Ora è evidente che se prima Giovanardi e poi Scajola, rispondendo nei tempi contingentati di un quetion time ai quesiti della sinistra sulle affermazioni pubbliche di due loro colleghi, Maroni e Alemanno, a proposito del clima di tensione che la Cgil starebbe alimentando nel Paese con le sue decisioni fuori dal coro a proposito dei diritti acquisiti dai lavoratori, si fossero permessi di affermare il concetto con le parole di quel titolo, è evidente che la sola espressione giornalistica non sarebbe bastata. Così come non sarebbe stata sufficiente la pur dura riposta che è arrivata in tempo reale dai banchi della sinistra molto più popolati di quelli in disarmo del centrodestra.
Ma il concetto, il convincimento di essere riusciti a trovare il nemico, appare evidente e chiaro proprio da quel resoconto parlamentare cui la nota di Palazzo Chigi fa riferimento. Basterebbe rileggersele quelle parole, senza dover eseguire l’ordine di scuderia di negare l’evidenza, per comprendere che ancora una volta esponenti del governo non si sono comportati come tali ma hanno scelto la strada più facile di fare gli uomini di parte. Tanto più che facendo in questo modo con si scontenta il premier e si guadagna qualche punto in più nella classifica dei portatori d’acqua.

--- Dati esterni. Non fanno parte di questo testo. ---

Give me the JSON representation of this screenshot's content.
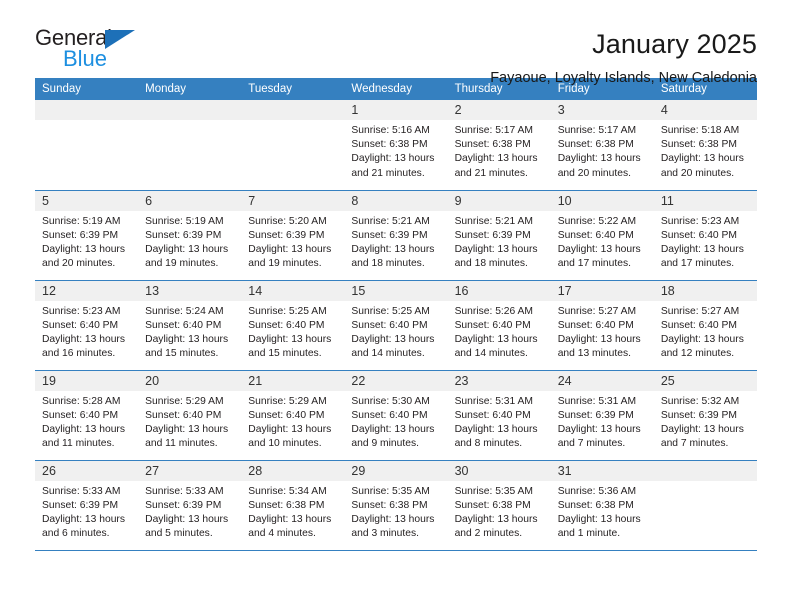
{
  "brand": {
    "name_part1": "General",
    "name_part2": "Blue",
    "accent_color": "#1d70b8",
    "blue_color": "#1d8fe0"
  },
  "header": {
    "title": "January 2025",
    "subtitle": "Fayaoue, Loyalty Islands, New Caledonia"
  },
  "calendar": {
    "header_bg": "#3580c0",
    "daynum_bg": "#f0f0f0",
    "weekdays": [
      "Sunday",
      "Monday",
      "Tuesday",
      "Wednesday",
      "Thursday",
      "Friday",
      "Saturday"
    ],
    "weeks": [
      [
        {
          "day": "",
          "empty": true
        },
        {
          "day": "",
          "empty": true
        },
        {
          "day": "",
          "empty": true
        },
        {
          "day": "1",
          "sunrise": "Sunrise: 5:16 AM",
          "sunset": "Sunset: 6:38 PM",
          "daylight": "Daylight: 13 hours and 21 minutes."
        },
        {
          "day": "2",
          "sunrise": "Sunrise: 5:17 AM",
          "sunset": "Sunset: 6:38 PM",
          "daylight": "Daylight: 13 hours and 21 minutes."
        },
        {
          "day": "3",
          "sunrise": "Sunrise: 5:17 AM",
          "sunset": "Sunset: 6:38 PM",
          "daylight": "Daylight: 13 hours and 20 minutes."
        },
        {
          "day": "4",
          "sunrise": "Sunrise: 5:18 AM",
          "sunset": "Sunset: 6:38 PM",
          "daylight": "Daylight: 13 hours and 20 minutes."
        }
      ],
      [
        {
          "day": "5",
          "sunrise": "Sunrise: 5:19 AM",
          "sunset": "Sunset: 6:39 PM",
          "daylight": "Daylight: 13 hours and 20 minutes."
        },
        {
          "day": "6",
          "sunrise": "Sunrise: 5:19 AM",
          "sunset": "Sunset: 6:39 PM",
          "daylight": "Daylight: 13 hours and 19 minutes."
        },
        {
          "day": "7",
          "sunrise": "Sunrise: 5:20 AM",
          "sunset": "Sunset: 6:39 PM",
          "daylight": "Daylight: 13 hours and 19 minutes."
        },
        {
          "day": "8",
          "sunrise": "Sunrise: 5:21 AM",
          "sunset": "Sunset: 6:39 PM",
          "daylight": "Daylight: 13 hours and 18 minutes."
        },
        {
          "day": "9",
          "sunrise": "Sunrise: 5:21 AM",
          "sunset": "Sunset: 6:39 PM",
          "daylight": "Daylight: 13 hours and 18 minutes."
        },
        {
          "day": "10",
          "sunrise": "Sunrise: 5:22 AM",
          "sunset": "Sunset: 6:40 PM",
          "daylight": "Daylight: 13 hours and 17 minutes."
        },
        {
          "day": "11",
          "sunrise": "Sunrise: 5:23 AM",
          "sunset": "Sunset: 6:40 PM",
          "daylight": "Daylight: 13 hours and 17 minutes."
        }
      ],
      [
        {
          "day": "12",
          "sunrise": "Sunrise: 5:23 AM",
          "sunset": "Sunset: 6:40 PM",
          "daylight": "Daylight: 13 hours and 16 minutes."
        },
        {
          "day": "13",
          "sunrise": "Sunrise: 5:24 AM",
          "sunset": "Sunset: 6:40 PM",
          "daylight": "Daylight: 13 hours and 15 minutes."
        },
        {
          "day": "14",
          "sunrise": "Sunrise: 5:25 AM",
          "sunset": "Sunset: 6:40 PM",
          "daylight": "Daylight: 13 hours and 15 minutes."
        },
        {
          "day": "15",
          "sunrise": "Sunrise: 5:25 AM",
          "sunset": "Sunset: 6:40 PM",
          "daylight": "Daylight: 13 hours and 14 minutes."
        },
        {
          "day": "16",
          "sunrise": "Sunrise: 5:26 AM",
          "sunset": "Sunset: 6:40 PM",
          "daylight": "Daylight: 13 hours and 14 minutes."
        },
        {
          "day": "17",
          "sunrise": "Sunrise: 5:27 AM",
          "sunset": "Sunset: 6:40 PM",
          "daylight": "Daylight: 13 hours and 13 minutes."
        },
        {
          "day": "18",
          "sunrise": "Sunrise: 5:27 AM",
          "sunset": "Sunset: 6:40 PM",
          "daylight": "Daylight: 13 hours and 12 minutes."
        }
      ],
      [
        {
          "day": "19",
          "sunrise": "Sunrise: 5:28 AM",
          "sunset": "Sunset: 6:40 PM",
          "daylight": "Daylight: 13 hours and 11 minutes."
        },
        {
          "day": "20",
          "sunrise": "Sunrise: 5:29 AM",
          "sunset": "Sunset: 6:40 PM",
          "daylight": "Daylight: 13 hours and 11 minutes."
        },
        {
          "day": "21",
          "sunrise": "Sunrise: 5:29 AM",
          "sunset": "Sunset: 6:40 PM",
          "daylight": "Daylight: 13 hours and 10 minutes."
        },
        {
          "day": "22",
          "sunrise": "Sunrise: 5:30 AM",
          "sunset": "Sunset: 6:40 PM",
          "daylight": "Daylight: 13 hours and 9 minutes."
        },
        {
          "day": "23",
          "sunrise": "Sunrise: 5:31 AM",
          "sunset": "Sunset: 6:40 PM",
          "daylight": "Daylight: 13 hours and 8 minutes."
        },
        {
          "day": "24",
          "sunrise": "Sunrise: 5:31 AM",
          "sunset": "Sunset: 6:39 PM",
          "daylight": "Daylight: 13 hours and 7 minutes."
        },
        {
          "day": "25",
          "sunrise": "Sunrise: 5:32 AM",
          "sunset": "Sunset: 6:39 PM",
          "daylight": "Daylight: 13 hours and 7 minutes."
        }
      ],
      [
        {
          "day": "26",
          "sunrise": "Sunrise: 5:33 AM",
          "sunset": "Sunset: 6:39 PM",
          "daylight": "Daylight: 13 hours and 6 minutes."
        },
        {
          "day": "27",
          "sunrise": "Sunrise: 5:33 AM",
          "sunset": "Sunset: 6:39 PM",
          "daylight": "Daylight: 13 hours and 5 minutes."
        },
        {
          "day": "28",
          "sunrise": "Sunrise: 5:34 AM",
          "sunset": "Sunset: 6:38 PM",
          "daylight": "Daylight: 13 hours and 4 minutes."
        },
        {
          "day": "29",
          "sunrise": "Sunrise: 5:35 AM",
          "sunset": "Sunset: 6:38 PM",
          "daylight": "Daylight: 13 hours and 3 minutes."
        },
        {
          "day": "30",
          "sunrise": "Sunrise: 5:35 AM",
          "sunset": "Sunset: 6:38 PM",
          "daylight": "Daylight: 13 hours and 2 minutes."
        },
        {
          "day": "31",
          "sunrise": "Sunrise: 5:36 AM",
          "sunset": "Sunset: 6:38 PM",
          "daylight": "Daylight: 13 hours and 1 minute."
        },
        {
          "day": "",
          "empty": true
        }
      ]
    ]
  }
}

A Luciano Violante, capogruppo Ds che chiedeva spiegazioni, sulle affermazioni di Bobo Maroni davanti alla platea dei suoi leghisti («non ci fanno paura le loro minacce, non ci fanno paura le loro pallottole») e di Giovanni Alemanno, evidentemente esaltato dalla vittoria patriottica del Parmigiano sul Parmesan («abbiamo assistito a dichiarazioni quasi di sapore mafioso da parte della Cgil… una sorta di vero e proprio atteggiamento intimidatorio nei confronti degli altri sindacati») e ad una successiva questione sullo stesso tema posta dall’Udc, sono arrivate risposte che non lasciano dubbi sulla consapevolezza che l’avversario, il nemico, ha ormai un nome: quello di Sergio Cofferati.
Cos’altro potrebbe significare la dotta spiegazione di Giovanardi che spiega come «il patto scellerato» evocato dal segretario della Cgil a proposito del possibile accordo governo-sindacati è da ricondurre al «pactum scelleris che non è altro che un accordo associativo criminoso stipulato tra complici dello stesso delitto, ad esempio tra corrotti e corruttore. Gli interroganti -spiega ancor meglio- possono valutare la gravità di queste affermazioni in un contesto, quello della riforma del diritto del lavoro, che ha già visto cadere uomini come D’Antona e Biagi impegnati come collaboratori riformisti di governo e sindacati». E Scajola non manca di aggiungere del suo: «La preoccupazione che espressioni di pensiero usate con tono minaccioso possono essre interpretate al di là delle intenzioni come segnali di indicazioni ad un avversario». Non è il caso di citare altro. Ma palazzo Chigi l’ha lette diversamente queste parole. O vuole farlo credere. E, allora, parte all’attacco dell’Unità.